Inácio Peres, presidente da Associação Portuguesa de Administradores Judiciais, admite “há muitos PER aprovados que, depois, não são cumpridos”. “Seguramente que é uma questão de financiamento. Continua a haver algum receio da banca em financiar as empresas nesse estado”, comenta.

A Moviflor tem mais de 1400 credores e as dívidas ascendem a 147 milhões de euros, com o fisco e a Segurança Social a encabeçarem a lista. Recorreu ao PER para recuperar financeiramente e tentar manter os 865 postos de trabalho em Portugal. Contudo, a solução prevista no plano, aprovado por 80% dos credores, passava pelo despedimento de 320 trabalhadores e pelo encerramento e substituição de cinco a seis lojas de um total de 24, bem como pelo redimensionamento das restantes.

O processo de despedimento colectivo arrancou a 14 de Janeiro deste ano e a saída de 200 trabalhadores foi formalizada um mês depois. Quando o PER foi aprovado, a empresa assegurou que seria feito “um reforço da estrutura financeira com capitais próprios, amortização do passivo, financiando meios libertos negativos” entre 2013 e 2015. O aumento de capitais próprios seria concretizado através da doação em espécie de imóveis detidos pelos accionistas, no valor de quase 1,1 milhões de euros. Catarina Remígio, que fundou a empresa aos 19 anos, é a principal accionista, detendo uma participação de 81,9%.

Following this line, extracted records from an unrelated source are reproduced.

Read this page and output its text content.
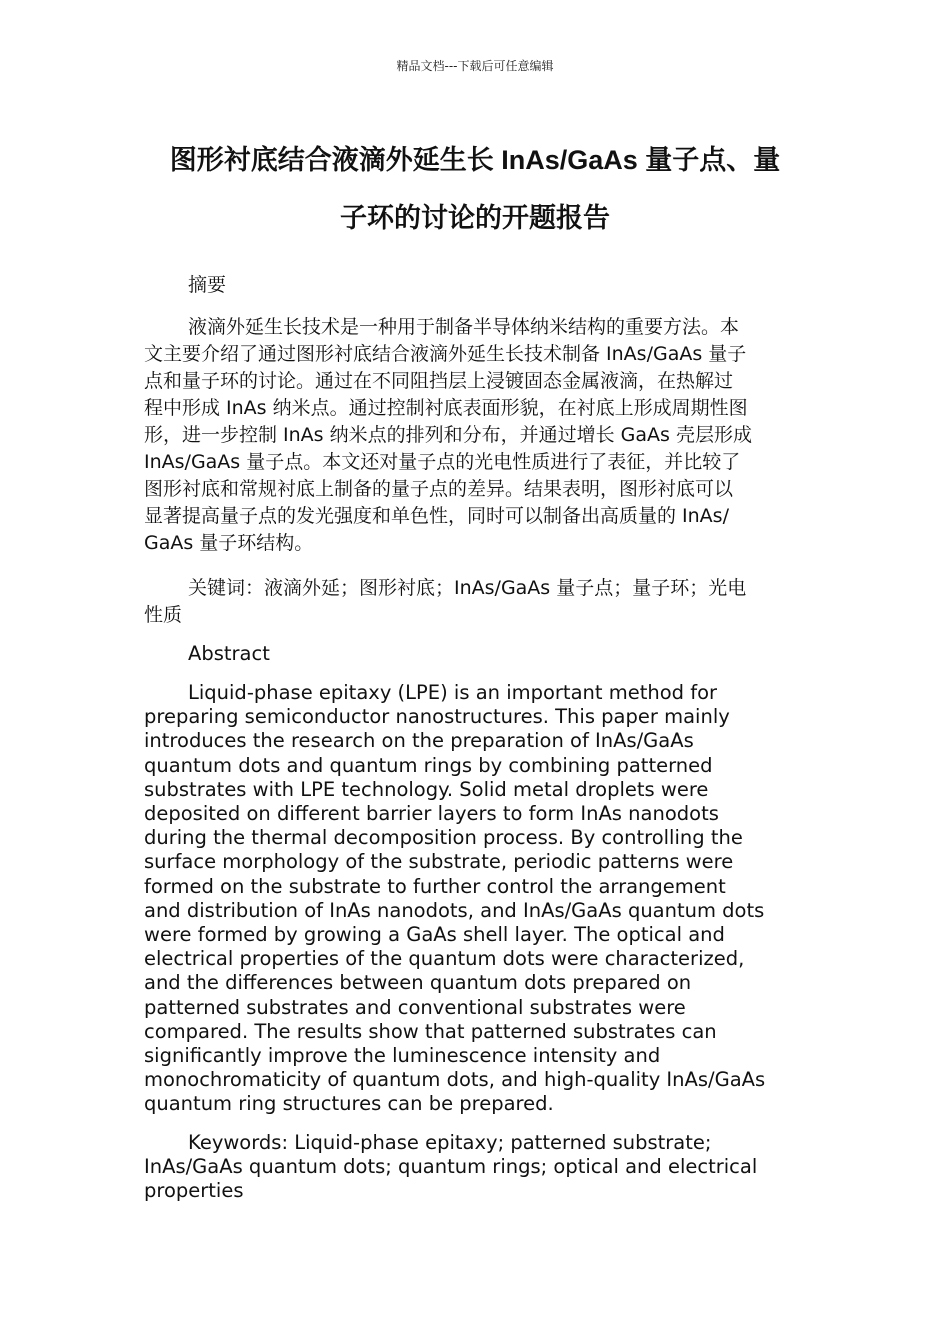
精品文档---下载后可任意编辑
图形衬底结合液滴外延生长 InAs/GaAs 量子点、量
子环的讨论的开题报告
摘要
液滴外延生长技术是一种用于制备半导体纳米结构的重要方法。本
文主要介绍了通过图形衬底结合液滴外延生长技术制备 InAs/GaAs 量子
点和量子环的讨论。通过在不同阻挡层上浸镀固态金属液滴，在热解过
程中形成 InAs 纳米点。通过控制衬底表面形貌，在衬底上形成周期性图
形，进一步控制 InAs 纳米点的排列和分布，并通过增长 GaAs 壳层形成
InAs/GaAs 量子点。本文还对量子点的光电性质进行了表征，并比较了
图形衬底和常规衬底上制备的量子点的差异。结果表明，图形衬底可以
显著提高量子点的发光强度和单色性，同时可以制备出高质量的 InAs/
GaAs 量子环结构。
关键词：液滴外延；图形衬底；InAs/GaAs 量子点；量子环；光电
性质
Abstract
Liquid-phase epitaxy (LPE) is an important method for
preparing semiconductor nanostructures. This paper mainly
introduces the research on the preparation of InAs/GaAs
quantum dots and quantum rings by combining patterned
substrates with LPE technology. Solid metal droplets were
deposited on different barrier layers to form InAs nanodots
during the thermal decomposition process. By controlling the
surface morphology of the substrate, periodic patterns were
formed on the substrate to further control the arrangement
and distribution of InAs nanodots, and InAs/GaAs quantum dots
were formed by growing a GaAs shell layer. The optical and
electrical properties of the quantum dots were characterized,
and the differences between quantum dots prepared on
patterned substrates and conventional substrates were
compared. The results show that patterned substrates can
significantly improve the luminescence intensity and
monochromaticity of quantum dots, and high-quality InAs/GaAs
quantum ring structures can be prepared.
Keywords: Liquid-phase epitaxy; patterned substrate;
InAs/GaAs quantum dots; quantum rings; optical and electrical
properties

De fora do plano de recuperação, ficaram as operações em Angola e Moçambique, onde a Moviflor está em regime de licença e como fornecedora de produtos. No PER, a situação da empresa portuguesa é atribuída a um “acentuado desequilíbrio financeiro estrutural”, provocado por um “forte investimento e correspondente a uma deficiente cobertura do activo não corrente por capitais permanentes”. Ao mesmo tempo, foi prejudicada por “fortes restrições na obtenção de crédito, agravado pelo reembolso de várias linhas de crédito a bancos estrangeiros e impossibilidade de renovação e reforço do financiamento”.